The mobile robot has two H-bridge circuits, one to control each motor. One H-bridge circuit was driven by PWM outputs from pins 10 and 11, and the other was driven by PWM outputs from pin 14 and 15. Two 4N35 optoisolators were used in each H-bridge circuit—each one had its anode connected to a 300 Ω resistor and then to a GPIO pin on the RP2040. The anodes were connected to the ground rail. The 4N35’s collector pins were connected to the power rail. Their emitter pins were connected to 10 kΩ resistors and their bases were connected to 1 MΩ resistors, all of which were then connected to ground rail. The L9110 motor driver’s GND was connected to the ground rail. The 4N35’s emitters were connected to the L9110’s IA and IB pins. The L9110’S ground pins were connected to the ground rail, its VCC pins were connected to the power rail, and its OB and OA pins were connected to the positive and negative terminals of the motor, respectively. The capacitor and four 1.5V AA batteries in series (for a total of 6V) were connected in parallel with the motor, i.e. to the power and ground lines. The MCU’s GPIO 16 pin for the output audio was connected to a 330 Ω resistor, which was then connected to the 2N3904 NPN transistor’s base. The transistor’s collector was connected to MCU ground and its emitter was connected to the ground lead of the AST-1732MR-R speaker. The power pin of the speaker was connected to a 9V battery. The ground line was connected to the motor ground. The RP2040 was powered by two 1.5 AA batteries in series (for a total of 3V), connected to the VSYS pin. The mobile robot circuit rested on a robot car chassis.

The stationary Pico was powered by a laptop.

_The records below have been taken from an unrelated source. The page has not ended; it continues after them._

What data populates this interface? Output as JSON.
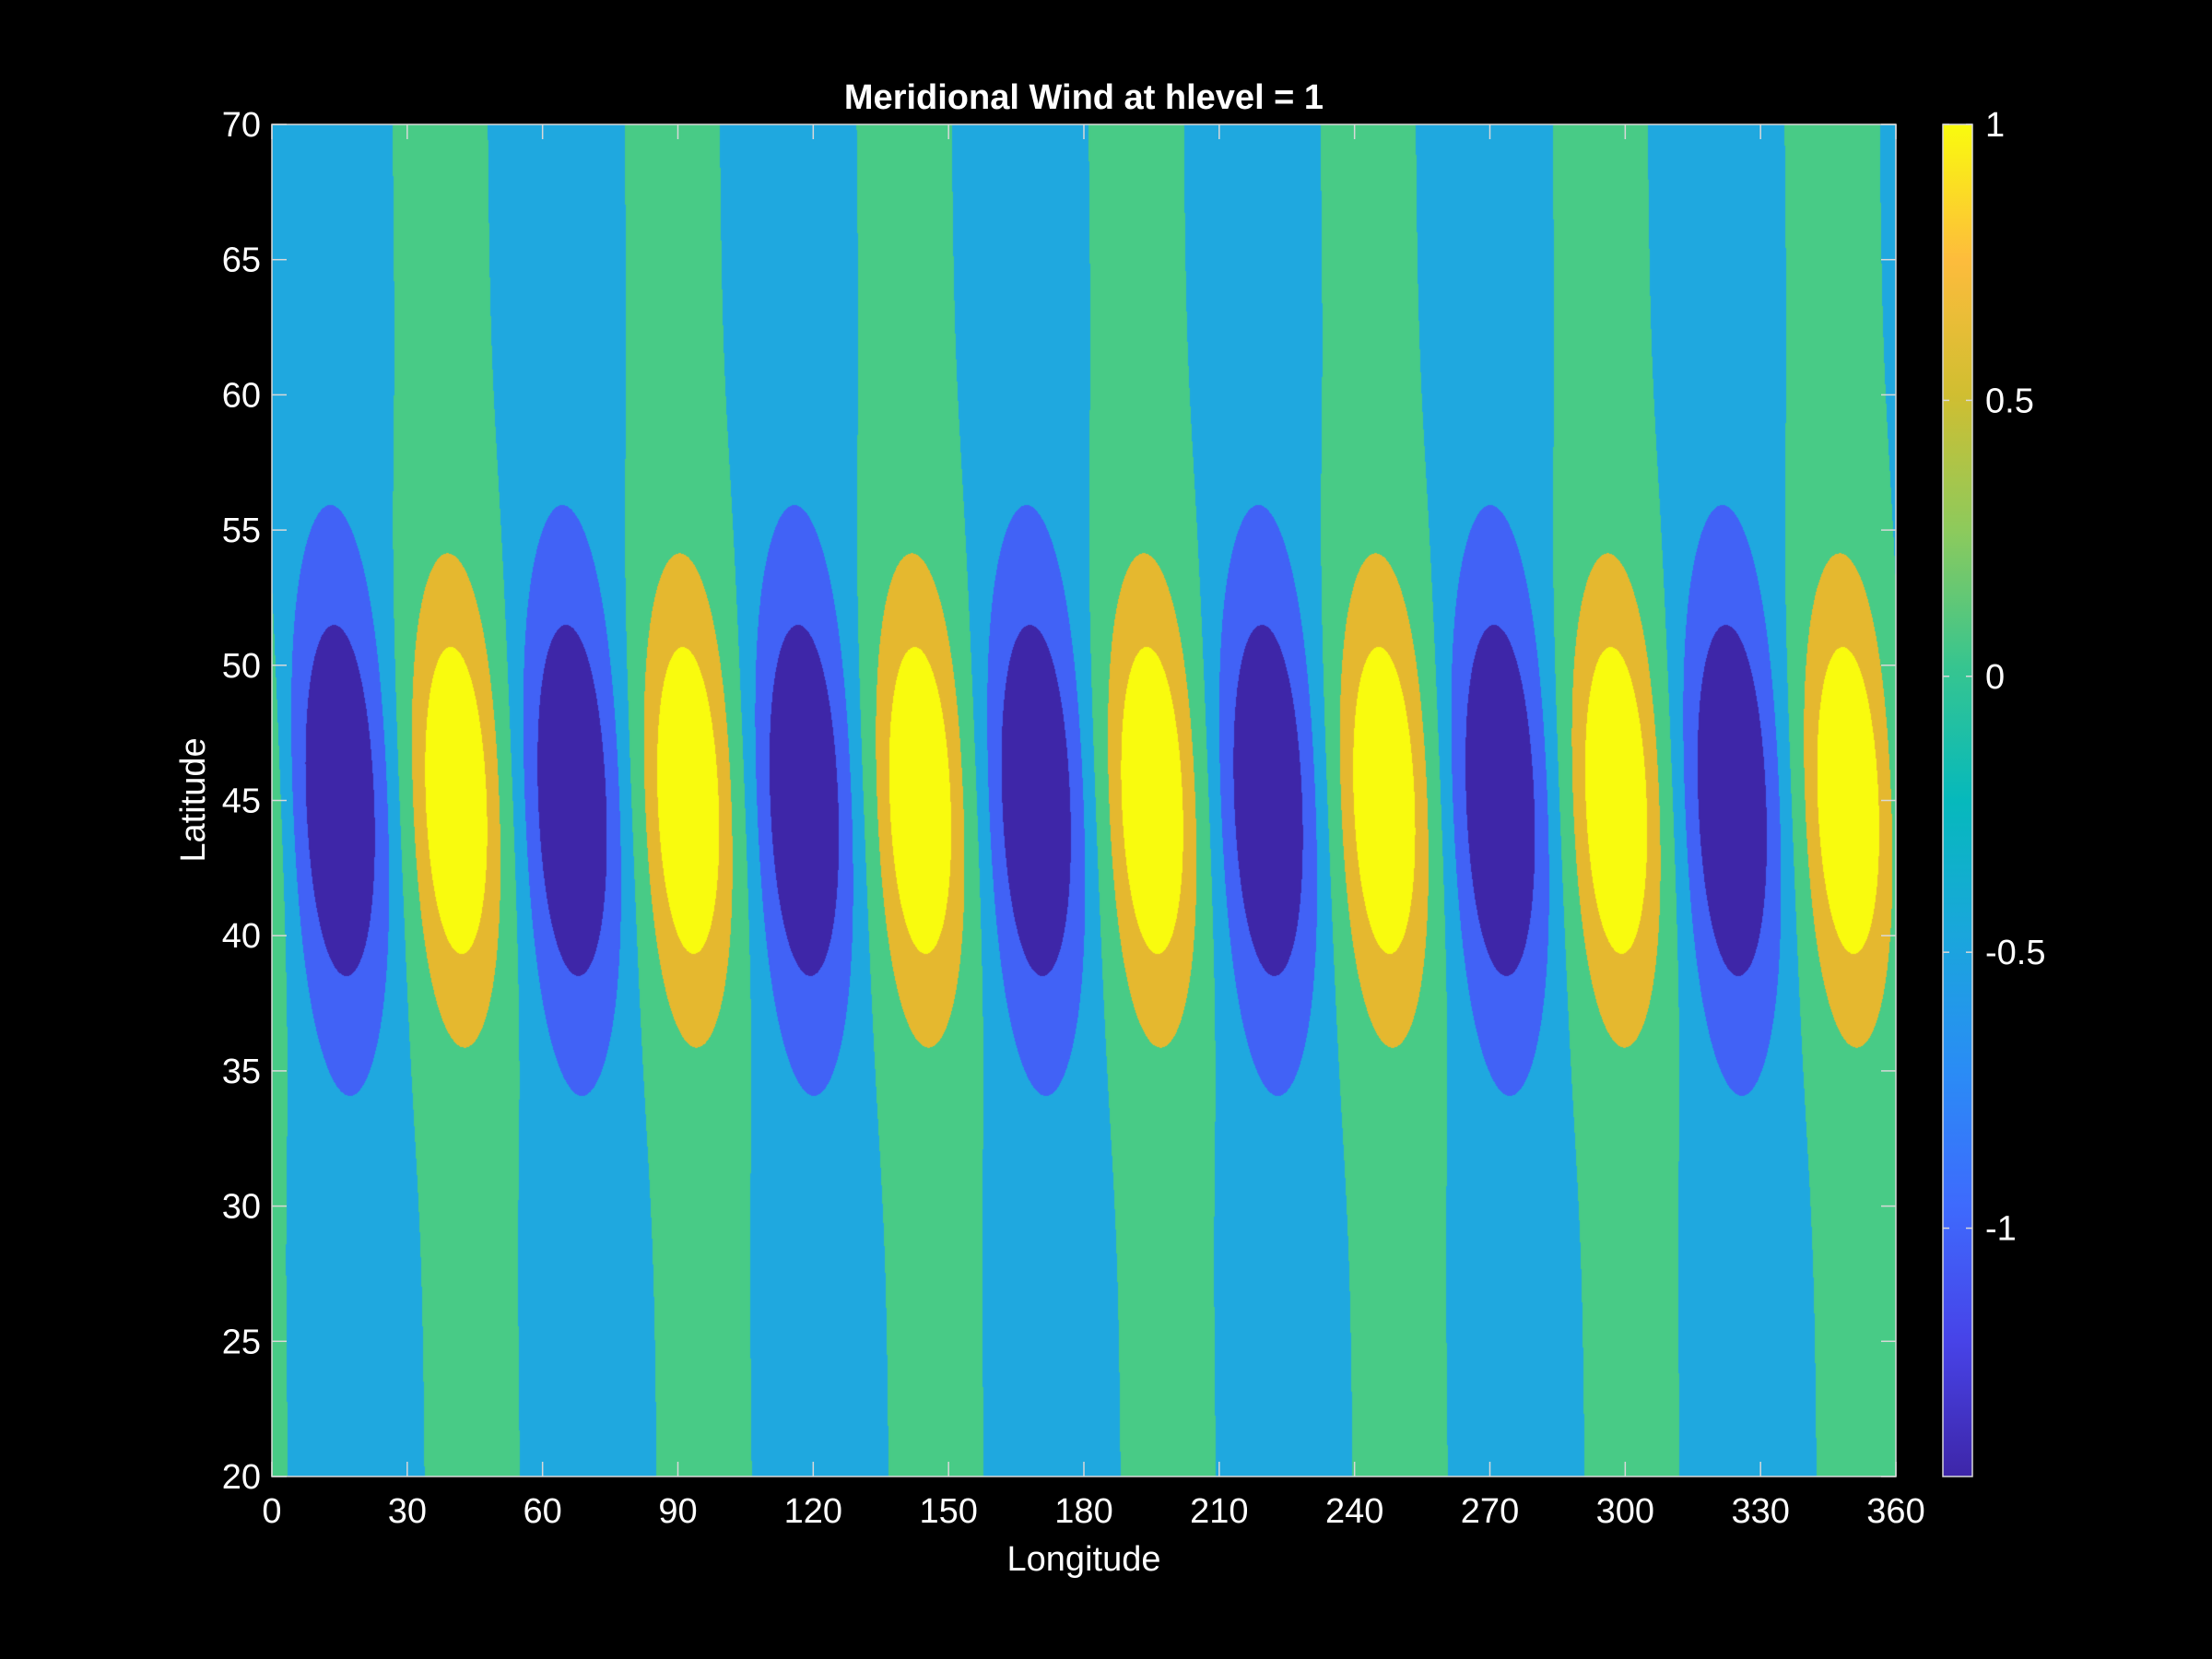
{
  "chart_data": {
    "type": "contour",
    "title": "Meridional Wind at hlevel = 1",
    "xlabel": "Longitude",
    "ylabel": "Latitude",
    "xlim": [
      0,
      360
    ],
    "ylim": [
      20,
      70
    ],
    "xticks": [
      "0",
      "30",
      "60",
      "90",
      "120",
      "150",
      "180",
      "210",
      "240",
      "270",
      "300",
      "330",
      "360"
    ],
    "yticks": [
      "20",
      "25",
      "30",
      "35",
      "40",
      "45",
      "50",
      "55",
      "60",
      "65",
      "70"
    ],
    "field": {
      "description_formula": "v = sin(7*lon) * (0.1 + 0.9*exp(-((lat-45)/7)^2)) style wave, 7 zonal wavenumber",
      "zonal_wavenumber": 7,
      "center_latitude": 45,
      "min": -1.45,
      "max": 1.0
    },
    "contour_levels": [
      -1.0,
      -0.5,
      0,
      0.5
    ],
    "colorbar": {
      "range": [
        -1.45,
        1.0
      ],
      "ticks": [
        "1",
        "0.5",
        "0",
        "-0.5",
        "-1"
      ],
      "tick_values": [
        1,
        0.5,
        0,
        -0.5,
        -1
      ],
      "colormap": "parula"
    },
    "fill_colors": {
      "below_-1": "#3e26a8",
      "-1_to_-0.5": "#4162f6",
      "-0.5_to_0": "#1fa8df",
      "0_to_0.5": "#48cb86",
      "0.5_to_1": "#e5b82f",
      "above_1": "#f9fb0e"
    },
    "grid": false
  },
  "colors": {
    "background": "#000000",
    "text": "#ffffff",
    "axis": "#d9d9d9"
  }
}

The audio socket for the speaker was connected to the Pico, with input connected to GPIO 16 and GND to MCU ground. In both circuits, the microphone was connected in the following manner: GND to MCU ground, VCC to 3V3, and OUT to GPIO 26.

Mobile Robot Circuit Diagram

Mobile Pico Circuit Diagram

Stationary Pico Circuit Diagram

Stationary Pico Circuit Diagram

Component Description
RP2040 This was the microcontroller onto which our programs were loaded.
4N35 Optoisolators The 4N35 isolates the RP2040 from the motor, helping protect the microcontroller from voltage spikes that can come off the motor.
Capacitors The 0.1 μF capacitors provide a path to ground to drain any high-frequency noise generated.
L9110 H-Bridge Motor Driver Used to convert a PWM signal to a motor angular velocity through controlling current delivered to the motor.
Hobby Gearmotor Each of the two motors in the mobile robot is connected to a wheel, so the rotation of the motor rotates the wheel.
Microphone The microphones connected to each Pico were used to detect clicks generated by the other Pico.
Batteries Batteries were used to power the mobile robot’s motors, speaker, and RP2040.
Speakers The speakers were used to emit the clicks generated by each Pico.
Audio Socket The audio socket is used to connect to the output of the stationary Pico’s core in order to hear the audio produced.
Robot Car Chassis The chassis for the mobile robot consisted of a base with wheels. The breadboard with the circuit and the batteries was taped on top of the base, and the two back wheels were controlled by the motors.
2N3904 NPN Transistor A transistor was used in the mobile robot circuit to amplify the output audio signal before passing it to the speaker.

Code Sources

We used the FFT and DMA channel code from this audio FFT example.

The motor PWM channel code was inspired by this PWM demo.